Fast forward again to late 2009. The real estate market has collapsed and property values are still dropping. Your commercial property is now estimated to be worth about $2,100,000 and is still dropping in value. You still owe $2,700,000 on it, which is about $600,000 more than what your property is estimated to be worth. You have lost a number of tenants and you now have a negative cash flow on the property.
You decide it is time to sell the property to mitigate your losses. You meet with your legal and tax advisors and your commercial broker to review your options, and you discover you have a very serious problem. You have no cash ("zero equity") available to make up the short fall ($600,000 plus closing costs), so you are going to have to try a short-sale and ask the lender to take less (short the payoff to the lender) in order to mitigate everyone's losses.

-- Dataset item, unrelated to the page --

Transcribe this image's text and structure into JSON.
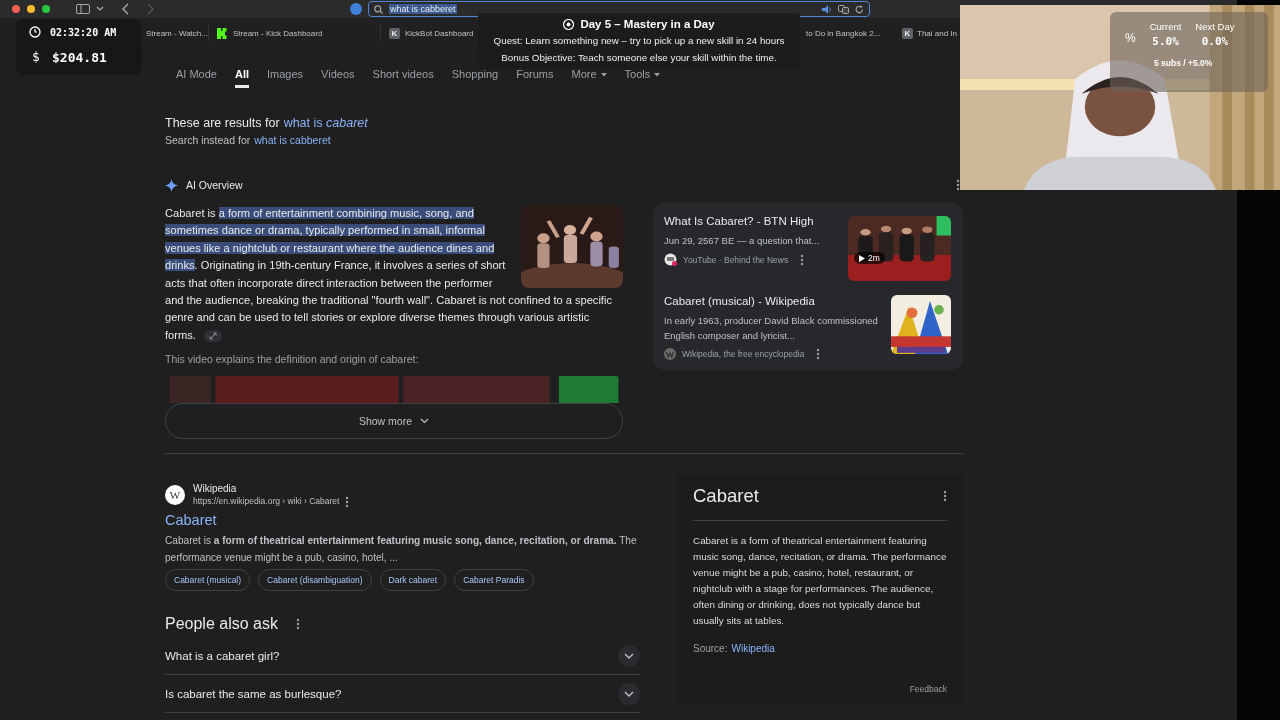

However, even though your property is worth much less than what you owe to the lender you still have a sizable taxable gain on the property. Remember, you paid $1,000,000 for the property back in 2001 and it is still worth about $2,100,000 in late 2009. You have a $1,100,000 taxable gain sitting in the property. You have taken this gain out of the property each time you have refinanced over the years, but you have not paid taxes on it yet. Selling the property under a short-sale will get you out of the property and the debt, but it will trigger your capital gain. You will probably also have some depreciation recapture to worry about. You feel trapped.
This is where the Zero Equity 1031 Exchange may be useful. You could proceed with your short-sale transaction, and set-up a 1031 Exchange at the same time. Exeter 1031 Exchange Services, LLC would draft the 1031 Exchange documents just like any other 1031 Exchange transaction, and would be assigned into the purchase and sale agreement. The only difference with this 1031 Exchange is that at the relinquished property closing or settlement there is no equity or cash that would normally be sent to Exeter 1031 Exchange Services, LLC as your Qualified Intermediary. It is a Zero Equity 1031 Exchange.
The real challenge is finding a way to acquire replacement property when you do not have any cash equity in your 1031 Exchange account to use as a down payment for the replacement property purchase. It is now time for a sophisticated, experienced and creative real estate broker that can help you negotiate and put together a creative acquisition package for replacement property. It is not easy, but you might be able to get out from under of your existing problem property, defer the payment of your taxes, and get into replacement property that puts you in a better position than what you had before.
It will not work for everyone, but it does give you some options to consider to help lessen the pain when you find yourself in this type of scenario.